By midseason, it’s possible that the distribution of passes will have somewhat evened out. But this isn’t a team with multiple proven playmakers for Rodgers to throw to anymore. Greg Jennings is in Minnesota, James Jones is in Oakland, Donald Driver is in Hollywood and Jermichael Finley is in recovery after having potentially career-ending neck surgery.

Now, the Packers’ second-most proven receiver, Cobb, just turned 24 years old and has yet to have a 1,000-yard season. Cobb is on pace for 776 yards this season. Behind him is a 21-year-old rookie in Davante Adams and a 24-year-old Jarrett Boykin who was undrafted and No. 6 on the depth chart two years ago.

"When your primary is winning the one-on-one battle, they’re going to get the football," Rodgers said. "That’s why Jordy got the ball so much (against the New York Jets). As we settle into our protections and settle into our roles, guys will get even more opportunities."

It’s certainly worthwhile to analyze just how remarkable Nelson’s involvement in Green Bay’s offense so far has been and project whether it can continue. However, that shouldn’t overshadow the fact that Nelson might be finally bursting into the conversation of being among the league’s best receivers.

Despite a 15-touchdown, 1,263-yard season in 2011 and an 85-catch, 1,314-yard season in 2013, Nelson has never been an All-Pro or even been named to a single Pro Bowl. Not that it bothers Nelson much, if at all.

"I’m not worried about if I’m elite, top 5, top 10, whatever people want to talk about," Nelson said. "I’m here to do my job and that’s run good routes. If the numbers produce like they have the last two games, then great. As long as we’re winning. If I’d have had 209 yards and we’d have lost the game, then it would have been the worst game ever. And to me there’s things that I left out on that field that I’ve got to get better and make more plays. And that’s what I want to do."

Though Rodgers’ eyes are often looking his way on the field, Nelson prefers not to be in the spotlight. His celebration often consists of handing the ball to an official. After games, Nelson just stands in front of his locker to answer questions from reporters.

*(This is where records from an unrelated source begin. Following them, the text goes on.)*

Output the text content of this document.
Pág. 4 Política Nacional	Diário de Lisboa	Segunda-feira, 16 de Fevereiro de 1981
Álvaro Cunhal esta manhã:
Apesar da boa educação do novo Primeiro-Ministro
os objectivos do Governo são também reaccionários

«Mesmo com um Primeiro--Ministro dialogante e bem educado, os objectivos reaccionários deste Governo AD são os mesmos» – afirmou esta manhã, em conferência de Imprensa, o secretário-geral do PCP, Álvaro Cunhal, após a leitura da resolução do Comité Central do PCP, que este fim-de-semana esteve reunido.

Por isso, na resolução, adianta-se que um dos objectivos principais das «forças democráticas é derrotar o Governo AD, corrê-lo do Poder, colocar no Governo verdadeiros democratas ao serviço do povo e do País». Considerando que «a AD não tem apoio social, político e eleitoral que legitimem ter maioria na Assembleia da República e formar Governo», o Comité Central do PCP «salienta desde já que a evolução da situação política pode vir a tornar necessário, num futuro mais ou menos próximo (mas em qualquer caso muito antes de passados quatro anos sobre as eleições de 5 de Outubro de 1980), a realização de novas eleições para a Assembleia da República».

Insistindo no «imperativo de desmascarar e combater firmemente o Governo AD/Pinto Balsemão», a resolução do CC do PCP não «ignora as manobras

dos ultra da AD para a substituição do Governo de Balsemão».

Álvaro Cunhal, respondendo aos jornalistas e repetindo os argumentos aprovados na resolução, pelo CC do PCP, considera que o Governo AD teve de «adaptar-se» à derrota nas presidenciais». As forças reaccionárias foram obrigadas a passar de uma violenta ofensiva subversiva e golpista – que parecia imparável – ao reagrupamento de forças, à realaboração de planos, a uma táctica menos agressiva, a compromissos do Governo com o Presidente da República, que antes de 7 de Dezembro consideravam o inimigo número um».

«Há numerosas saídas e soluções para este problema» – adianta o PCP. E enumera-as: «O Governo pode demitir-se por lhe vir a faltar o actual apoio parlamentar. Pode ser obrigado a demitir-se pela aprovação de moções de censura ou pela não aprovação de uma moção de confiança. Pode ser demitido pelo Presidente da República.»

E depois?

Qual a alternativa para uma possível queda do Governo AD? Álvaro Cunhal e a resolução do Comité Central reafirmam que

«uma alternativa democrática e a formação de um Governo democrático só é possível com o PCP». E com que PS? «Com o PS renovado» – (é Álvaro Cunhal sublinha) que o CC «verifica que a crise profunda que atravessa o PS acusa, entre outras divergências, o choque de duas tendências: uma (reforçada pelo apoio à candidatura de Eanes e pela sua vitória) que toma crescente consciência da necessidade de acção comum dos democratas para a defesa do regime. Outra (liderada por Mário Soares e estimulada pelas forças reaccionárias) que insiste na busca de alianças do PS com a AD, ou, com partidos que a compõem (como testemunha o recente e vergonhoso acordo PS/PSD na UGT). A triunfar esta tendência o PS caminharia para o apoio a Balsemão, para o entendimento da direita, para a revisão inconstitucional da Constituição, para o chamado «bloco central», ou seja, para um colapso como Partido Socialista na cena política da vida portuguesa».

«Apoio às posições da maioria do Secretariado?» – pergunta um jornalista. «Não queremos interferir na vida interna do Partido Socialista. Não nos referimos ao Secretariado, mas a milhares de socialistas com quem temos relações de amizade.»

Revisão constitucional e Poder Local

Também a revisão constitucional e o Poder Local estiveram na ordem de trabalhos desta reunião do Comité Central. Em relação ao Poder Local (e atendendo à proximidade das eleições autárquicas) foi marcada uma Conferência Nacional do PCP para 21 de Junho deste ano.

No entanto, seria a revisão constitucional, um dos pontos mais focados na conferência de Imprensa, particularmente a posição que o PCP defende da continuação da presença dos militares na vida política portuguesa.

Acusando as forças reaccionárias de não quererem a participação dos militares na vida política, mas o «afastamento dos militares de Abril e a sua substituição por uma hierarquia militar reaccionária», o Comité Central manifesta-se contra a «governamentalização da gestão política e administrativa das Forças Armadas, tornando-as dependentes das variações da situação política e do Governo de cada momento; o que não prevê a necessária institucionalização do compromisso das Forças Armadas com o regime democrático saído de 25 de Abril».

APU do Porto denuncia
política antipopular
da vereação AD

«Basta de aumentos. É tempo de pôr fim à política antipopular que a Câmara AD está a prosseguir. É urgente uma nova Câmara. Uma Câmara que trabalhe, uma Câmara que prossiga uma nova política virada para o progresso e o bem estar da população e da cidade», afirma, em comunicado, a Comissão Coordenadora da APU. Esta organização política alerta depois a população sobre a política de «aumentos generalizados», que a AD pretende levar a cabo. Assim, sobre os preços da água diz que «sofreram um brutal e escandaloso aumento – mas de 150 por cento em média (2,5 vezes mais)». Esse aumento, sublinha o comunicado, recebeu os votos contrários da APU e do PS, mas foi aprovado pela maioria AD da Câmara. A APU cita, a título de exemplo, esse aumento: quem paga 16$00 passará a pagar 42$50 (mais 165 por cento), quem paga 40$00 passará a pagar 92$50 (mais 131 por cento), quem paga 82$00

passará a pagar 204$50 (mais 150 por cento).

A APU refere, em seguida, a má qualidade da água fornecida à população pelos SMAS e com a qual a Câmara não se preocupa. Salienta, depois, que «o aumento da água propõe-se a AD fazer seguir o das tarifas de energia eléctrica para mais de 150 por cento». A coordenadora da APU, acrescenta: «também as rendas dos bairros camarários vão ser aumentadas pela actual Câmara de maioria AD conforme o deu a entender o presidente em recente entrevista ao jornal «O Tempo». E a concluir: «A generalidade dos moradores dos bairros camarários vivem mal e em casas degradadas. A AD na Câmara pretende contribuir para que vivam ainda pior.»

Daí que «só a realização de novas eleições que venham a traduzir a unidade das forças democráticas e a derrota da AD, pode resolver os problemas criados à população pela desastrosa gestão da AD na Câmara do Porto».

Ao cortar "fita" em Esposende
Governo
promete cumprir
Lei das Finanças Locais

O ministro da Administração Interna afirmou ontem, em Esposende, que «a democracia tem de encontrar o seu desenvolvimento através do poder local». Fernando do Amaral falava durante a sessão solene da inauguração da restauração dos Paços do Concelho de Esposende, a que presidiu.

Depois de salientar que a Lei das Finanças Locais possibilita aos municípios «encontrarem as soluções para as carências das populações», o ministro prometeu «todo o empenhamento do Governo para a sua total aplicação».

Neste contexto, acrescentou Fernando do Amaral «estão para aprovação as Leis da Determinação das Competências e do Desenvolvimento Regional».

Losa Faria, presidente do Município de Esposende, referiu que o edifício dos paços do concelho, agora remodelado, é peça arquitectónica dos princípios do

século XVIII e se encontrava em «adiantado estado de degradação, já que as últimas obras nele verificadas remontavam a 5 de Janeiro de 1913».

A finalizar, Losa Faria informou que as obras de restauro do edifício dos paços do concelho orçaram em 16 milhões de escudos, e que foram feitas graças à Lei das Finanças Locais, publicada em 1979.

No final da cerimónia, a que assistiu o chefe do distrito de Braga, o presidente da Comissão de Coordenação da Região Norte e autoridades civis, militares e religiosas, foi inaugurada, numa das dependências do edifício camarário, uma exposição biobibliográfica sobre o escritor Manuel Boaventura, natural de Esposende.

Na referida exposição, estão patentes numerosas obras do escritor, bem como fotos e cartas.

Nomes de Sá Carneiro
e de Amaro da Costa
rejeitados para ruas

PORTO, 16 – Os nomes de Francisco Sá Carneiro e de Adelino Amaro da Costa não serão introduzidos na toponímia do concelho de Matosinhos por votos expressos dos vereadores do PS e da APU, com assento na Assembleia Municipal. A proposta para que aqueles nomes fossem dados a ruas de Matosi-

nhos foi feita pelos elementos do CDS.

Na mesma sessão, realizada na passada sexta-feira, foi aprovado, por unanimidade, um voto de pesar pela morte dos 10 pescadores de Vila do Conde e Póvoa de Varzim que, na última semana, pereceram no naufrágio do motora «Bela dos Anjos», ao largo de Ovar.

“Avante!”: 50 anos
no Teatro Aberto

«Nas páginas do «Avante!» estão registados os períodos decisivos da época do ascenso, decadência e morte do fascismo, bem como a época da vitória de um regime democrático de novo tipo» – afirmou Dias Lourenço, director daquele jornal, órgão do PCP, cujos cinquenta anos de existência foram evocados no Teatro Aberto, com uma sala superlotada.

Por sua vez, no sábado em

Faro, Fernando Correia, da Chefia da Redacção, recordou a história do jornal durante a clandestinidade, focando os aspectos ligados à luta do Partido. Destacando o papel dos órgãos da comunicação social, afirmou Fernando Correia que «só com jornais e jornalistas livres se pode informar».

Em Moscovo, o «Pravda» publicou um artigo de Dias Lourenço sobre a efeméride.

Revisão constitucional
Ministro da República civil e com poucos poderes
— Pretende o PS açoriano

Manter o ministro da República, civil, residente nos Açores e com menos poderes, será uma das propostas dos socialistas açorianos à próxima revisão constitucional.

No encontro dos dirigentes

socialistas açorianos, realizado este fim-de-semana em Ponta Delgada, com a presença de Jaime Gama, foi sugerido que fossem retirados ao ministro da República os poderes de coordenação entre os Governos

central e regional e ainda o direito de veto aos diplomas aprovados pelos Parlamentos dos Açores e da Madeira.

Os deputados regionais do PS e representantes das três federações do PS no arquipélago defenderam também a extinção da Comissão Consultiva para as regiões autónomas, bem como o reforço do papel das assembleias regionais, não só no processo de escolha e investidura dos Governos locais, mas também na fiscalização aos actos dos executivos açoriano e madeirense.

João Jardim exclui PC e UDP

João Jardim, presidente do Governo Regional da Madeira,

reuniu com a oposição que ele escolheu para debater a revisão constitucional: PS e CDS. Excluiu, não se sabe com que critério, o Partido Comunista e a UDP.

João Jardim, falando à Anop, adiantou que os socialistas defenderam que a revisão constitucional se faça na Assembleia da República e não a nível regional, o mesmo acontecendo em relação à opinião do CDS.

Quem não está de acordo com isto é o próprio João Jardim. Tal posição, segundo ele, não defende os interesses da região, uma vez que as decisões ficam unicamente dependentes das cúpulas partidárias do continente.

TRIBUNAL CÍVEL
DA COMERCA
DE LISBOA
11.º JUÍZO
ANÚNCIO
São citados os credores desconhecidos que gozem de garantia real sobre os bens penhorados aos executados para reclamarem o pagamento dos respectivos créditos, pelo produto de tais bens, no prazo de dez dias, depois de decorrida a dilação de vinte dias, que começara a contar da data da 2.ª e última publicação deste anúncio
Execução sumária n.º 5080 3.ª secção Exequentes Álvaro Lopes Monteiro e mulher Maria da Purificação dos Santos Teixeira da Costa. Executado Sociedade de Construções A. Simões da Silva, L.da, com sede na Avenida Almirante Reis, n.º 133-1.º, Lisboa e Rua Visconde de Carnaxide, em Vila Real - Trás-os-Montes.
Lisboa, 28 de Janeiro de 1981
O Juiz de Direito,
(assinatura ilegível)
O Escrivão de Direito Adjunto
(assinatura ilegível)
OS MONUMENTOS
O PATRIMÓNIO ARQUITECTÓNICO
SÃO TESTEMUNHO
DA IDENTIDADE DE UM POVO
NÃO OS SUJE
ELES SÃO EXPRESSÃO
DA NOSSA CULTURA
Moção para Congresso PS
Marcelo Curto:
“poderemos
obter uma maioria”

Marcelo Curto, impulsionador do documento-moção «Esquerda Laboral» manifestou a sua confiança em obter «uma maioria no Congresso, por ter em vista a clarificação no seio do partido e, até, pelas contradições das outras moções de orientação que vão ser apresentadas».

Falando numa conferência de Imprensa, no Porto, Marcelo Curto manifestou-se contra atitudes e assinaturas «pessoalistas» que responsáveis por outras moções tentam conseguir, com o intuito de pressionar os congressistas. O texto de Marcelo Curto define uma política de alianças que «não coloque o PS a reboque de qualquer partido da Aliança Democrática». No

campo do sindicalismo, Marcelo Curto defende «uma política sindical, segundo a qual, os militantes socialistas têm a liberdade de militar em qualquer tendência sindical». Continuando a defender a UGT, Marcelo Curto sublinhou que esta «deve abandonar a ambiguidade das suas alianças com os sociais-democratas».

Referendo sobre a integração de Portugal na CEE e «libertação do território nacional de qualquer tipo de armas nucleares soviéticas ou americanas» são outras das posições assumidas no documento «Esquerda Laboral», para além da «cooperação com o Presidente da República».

But after Nelson’s 16-target, nine-catch, 209-yard game in the win over the Jets, he couldn’t avoid the spotlight. Nelson was told he had to speak with the media from the podium — a first in his career — that is usually only used by Rodgers, McCarthy and general manager Ted Thompson.

"I didn’t want to do it," Nelson said. "it’s just awkward being up there. It singles you out. So I didn’t want to do it, but they (Packers public relations staff) suggested it’d be easier on everyone if we did. So they’re the ones in charge."

Nelson isn’t sure whether he’ll see double- or triple-team coverages from the Detroit Lions this weekend or from any other upcoming opponents. It wouldn’t be a first for him if he did, but this is different now. Rodgers has so clearly favored Nelson that it seems defenses would be foolish to guard him just like everybody else.

"If it’s 30 (targets) or if it’s 5, I can’t control any of it," Nelson said. "I’ve just got to do my job and run my routes the way I’m supposed to."

The scariest part for the rest of the league is that Nelson believes he and Rodgers haven’t been on the same page as often as they have been in the past.

"That’s the surprising thing to me," Nelson said. "I told that to my wife the other day. I don’t know what that’s all about."

If Nelson does eventually sync up better with Rodgers, the 29-year-old receiver might do more than be a first-time Pro Bowl selection or All-Pro this season. He might find himself atop the NFL’s all-time rankings in several key categories.

"I always go about it the same way," Nelson said. "However the numbers turn out, they do. We’re not trying to do anything different than what we’ve done in the past, so we’re just going to continue to grind at it and work at it and move forward."